Today, many designers are above all keen to shine the spotlight on, and to sustain, African craftsmanship and expertise in fashion. Isn't this even more important?
Of course, that's why I started Lemlem. The objective was to preserve the art of weaving, of handicraft, but also to employ people because we want to give them their independence. It's a much more sustainable solution than financial aid because we really give people a chance to be independent, to take care of their family, to be able to send their children to school, and to break this vicious circle of poverty. For me, that's very important.
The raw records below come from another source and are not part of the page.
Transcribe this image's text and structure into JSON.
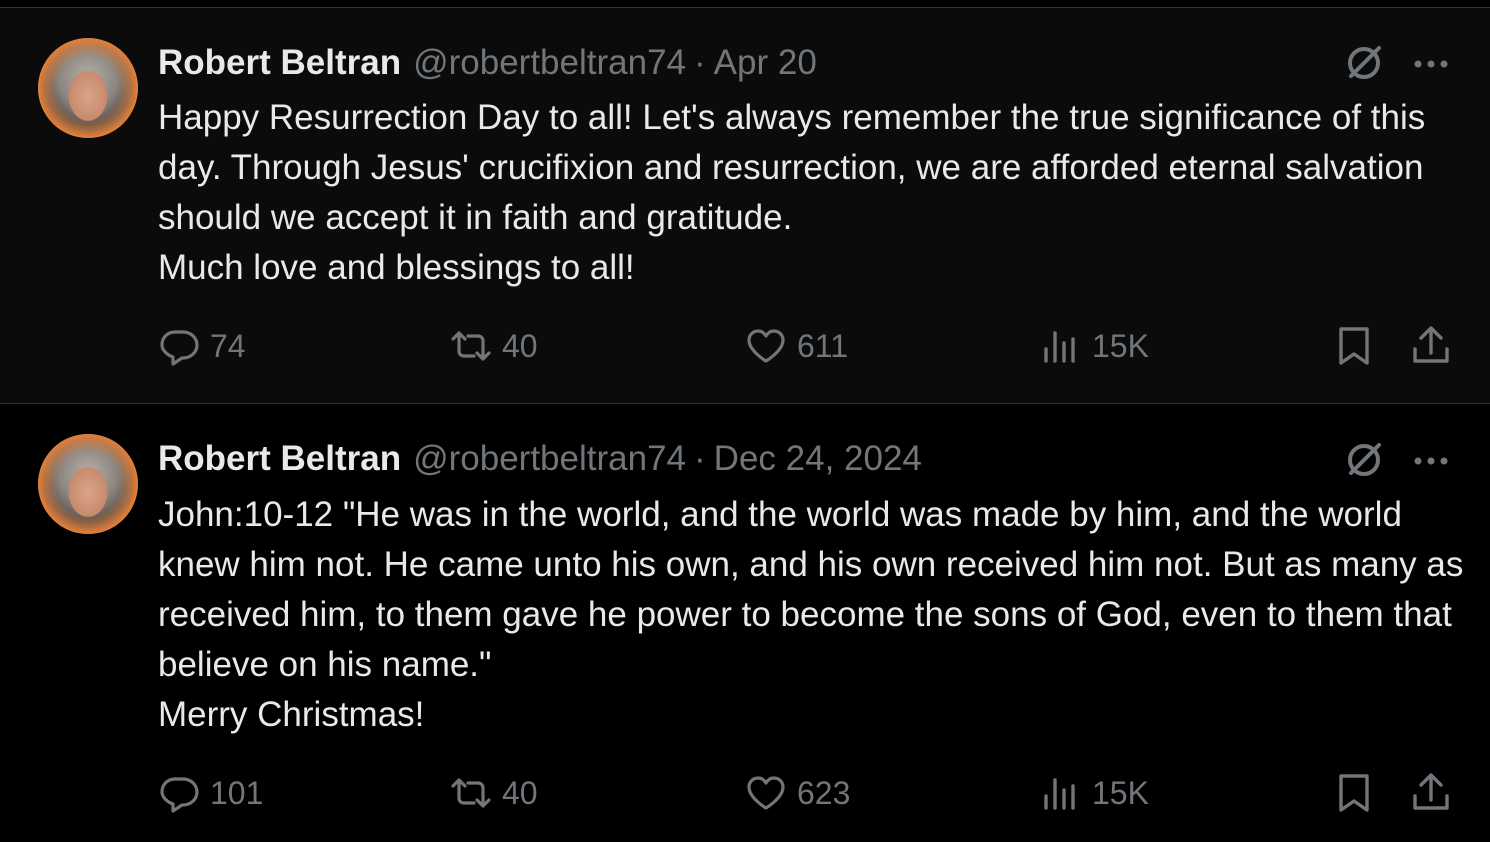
{
  "tweets": [
    {
      "name": "Robert Beltran",
      "handle": "@robertbeltran74",
      "separator": "·",
      "date": "Apr 20",
      "text": "Happy Resurrection Day to all! Let's always remember the true significance of this day. Through Jesus' crucifixion and resurrection, we are afforded eternal salvation should we accept it in faith and gratitude.\nMuch love and blessings to all!",
      "replies": "74",
      "reposts": "40",
      "likes": "611",
      "views": "15K"
    },
    {
      "name": "Robert Beltran",
      "handle": "@robertbeltran74",
      "separator": "·",
      "date": "Dec 24, 2024",
      "text": "John:10-12 \"He was in the world, and the world was made by him, and the world knew him not. He came unto his own, and his own received him not. But as many as received him, to them gave he power to become the sons of God, even to them that believe on his name.\"\nMerry Christmas!",
      "replies": "101",
      "reposts": "40",
      "likes": "623",
      "views": "15K"
    }
  ],
  "icons": {
    "reply": "reply-icon",
    "repost": "repost-icon",
    "like": "heart-icon",
    "views": "views-icon",
    "bookmark": "bookmark-icon",
    "share": "share-icon",
    "grok": "grok-icon",
    "more": "more-icon"
  },
  "colors": {
    "background": "#000000",
    "text": "#e7e9ea",
    "muted": "#71767b",
    "divider": "#2f3336"
  }
}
You will be walking the runway with L'Oréal Paris on the Parvis des droits de l'Homme, which has been renamed "Parvis des droits de l'Homme et de la Femme" for the occasion, in order to include women. What does this signify?
It's incredible, even if it's temporary. It's very much in keeping with our time. When you see all the muses who are here, all committed [to causes], it is truly exceptional. Each time, I discover women who do incredible things. There is a meaning to their life, to what they do, and even if it's fun to be on a runway, we know that we all represent something greater.

Can you tell us what you will be wearing?
I chose pants and a tank top. I thought it was cool, relaxed, because it's an outfit I could wear very often. I feel good, strong, laid-back when I wear it. I'm always looking for something that makes me feel good about myself, and this look does that perfectly.

With just a few hours to go before the show, are you feeling apprehensive about anything?
I am apprehensive because it is raining and it is also very windy. I'm a bit worried, and I hope it will ease, but otherwise, everything is fine.

This interview has been translated from French.